All Through the Night

Davis Bunn
Bethany House (2008)
ISBN 9780764205422
Reviewed by Nikki Pringle for Reader Views (8/08)

Wayne Grusza grew up as the son of a preacher and always felt that he was not good enough in his father’s eyes. The choices Wayne has made during his adolescence and adulthood have run on a course directly opposite what his father sees as the right way, as God’s way. His sister Eilene followed in their father’s footsteps and became a pastor herself, which caused Wayne’s choices to reflect in an even more poor light. Back from serving in Afghanistan Wayne finds himself adrift, with no real home or sense of family. He is able to fall back on his accounting background and his sister’s reputation to secure a job reviewing the books for a retirement community that lost everything to a scam artist.
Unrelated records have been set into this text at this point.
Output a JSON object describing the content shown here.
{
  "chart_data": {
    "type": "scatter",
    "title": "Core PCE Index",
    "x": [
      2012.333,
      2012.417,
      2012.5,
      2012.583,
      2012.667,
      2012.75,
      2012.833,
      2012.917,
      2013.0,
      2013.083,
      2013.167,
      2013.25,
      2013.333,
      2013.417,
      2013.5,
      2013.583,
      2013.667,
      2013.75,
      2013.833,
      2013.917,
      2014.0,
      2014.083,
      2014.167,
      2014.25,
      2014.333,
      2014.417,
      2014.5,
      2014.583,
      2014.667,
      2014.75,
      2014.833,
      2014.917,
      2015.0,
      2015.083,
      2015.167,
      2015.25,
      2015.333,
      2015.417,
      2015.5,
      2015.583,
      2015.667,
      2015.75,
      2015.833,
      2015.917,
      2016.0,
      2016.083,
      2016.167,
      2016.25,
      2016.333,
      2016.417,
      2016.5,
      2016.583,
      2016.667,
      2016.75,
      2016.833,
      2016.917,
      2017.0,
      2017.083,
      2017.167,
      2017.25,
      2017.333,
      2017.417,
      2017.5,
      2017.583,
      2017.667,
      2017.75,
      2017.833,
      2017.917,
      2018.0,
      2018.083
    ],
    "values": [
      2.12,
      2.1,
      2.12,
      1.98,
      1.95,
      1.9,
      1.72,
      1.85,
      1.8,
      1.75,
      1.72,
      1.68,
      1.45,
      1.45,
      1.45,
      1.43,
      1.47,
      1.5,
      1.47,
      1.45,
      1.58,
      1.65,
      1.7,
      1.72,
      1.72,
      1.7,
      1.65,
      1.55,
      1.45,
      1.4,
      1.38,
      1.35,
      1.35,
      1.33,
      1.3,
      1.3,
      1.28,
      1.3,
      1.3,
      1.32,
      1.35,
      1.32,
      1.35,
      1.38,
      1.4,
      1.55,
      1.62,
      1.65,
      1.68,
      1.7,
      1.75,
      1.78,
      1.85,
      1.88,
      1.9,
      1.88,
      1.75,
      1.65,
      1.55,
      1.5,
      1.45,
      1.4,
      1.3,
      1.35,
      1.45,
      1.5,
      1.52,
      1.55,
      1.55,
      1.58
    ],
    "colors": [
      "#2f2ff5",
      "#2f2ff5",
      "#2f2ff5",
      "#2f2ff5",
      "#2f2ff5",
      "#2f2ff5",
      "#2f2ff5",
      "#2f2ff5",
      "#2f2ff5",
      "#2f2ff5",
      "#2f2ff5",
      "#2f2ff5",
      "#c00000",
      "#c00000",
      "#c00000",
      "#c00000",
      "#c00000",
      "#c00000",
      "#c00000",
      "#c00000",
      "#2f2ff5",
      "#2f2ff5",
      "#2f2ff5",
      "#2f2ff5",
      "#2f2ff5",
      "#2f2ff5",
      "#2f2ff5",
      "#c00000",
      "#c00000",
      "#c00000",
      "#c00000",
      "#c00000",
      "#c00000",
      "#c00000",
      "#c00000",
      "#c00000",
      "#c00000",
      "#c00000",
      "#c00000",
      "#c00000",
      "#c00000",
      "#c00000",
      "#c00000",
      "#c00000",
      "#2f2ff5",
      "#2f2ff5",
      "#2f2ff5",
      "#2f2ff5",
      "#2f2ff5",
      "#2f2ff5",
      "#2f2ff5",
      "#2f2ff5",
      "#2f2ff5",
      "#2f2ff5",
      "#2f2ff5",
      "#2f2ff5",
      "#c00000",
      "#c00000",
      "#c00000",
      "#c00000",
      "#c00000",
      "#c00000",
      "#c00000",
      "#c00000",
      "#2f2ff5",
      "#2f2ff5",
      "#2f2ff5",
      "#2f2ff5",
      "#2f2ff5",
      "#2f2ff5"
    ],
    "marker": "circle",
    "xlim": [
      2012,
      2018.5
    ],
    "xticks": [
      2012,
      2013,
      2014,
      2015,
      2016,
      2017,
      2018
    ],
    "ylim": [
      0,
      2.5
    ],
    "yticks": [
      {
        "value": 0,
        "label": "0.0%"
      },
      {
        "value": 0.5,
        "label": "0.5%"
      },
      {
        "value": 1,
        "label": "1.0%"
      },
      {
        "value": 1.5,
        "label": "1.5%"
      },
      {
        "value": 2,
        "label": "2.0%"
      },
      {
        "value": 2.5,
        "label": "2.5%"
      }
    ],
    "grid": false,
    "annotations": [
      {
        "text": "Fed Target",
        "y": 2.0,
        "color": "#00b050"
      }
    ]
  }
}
Using both his finance and Special Ops training, finding and retrieving the money the senior citizens of the Hattie Blount Retirement Community lost should not be a problem. Fitting in with this rag-tag crew and putting down roots in another story.

Based on the work he does for the retirement community, Wayne is pulled in to try and unravel an even more dangerous and devious scheme. Lured by his attraction to the woman seeking his help, Wayne will have to use all of his physical and mental prowess to get to the bottom of the clandestine warning received by Easton Grey, a successful Florida businessman, and its subsequent fallout. For the first time in his life, Wayne will need to trust and rely on the help of others if he is going to come out of this mess alive.

“All Through the Night” features some notable characters and unusual mysteries, as well as fast-paced action and more than a little suspense, but does not pack the punch I was hoping for. Over and over again as I read the novel, I keep getting the feeling that I was missing something. The storyline for what was occurring in the present time was there, but too much of the background, the “how” and “why,” was lacking. Davis Bunn manages to deliver an interesting tale, but too much is left to the reader’s imagination for the story to feel complete.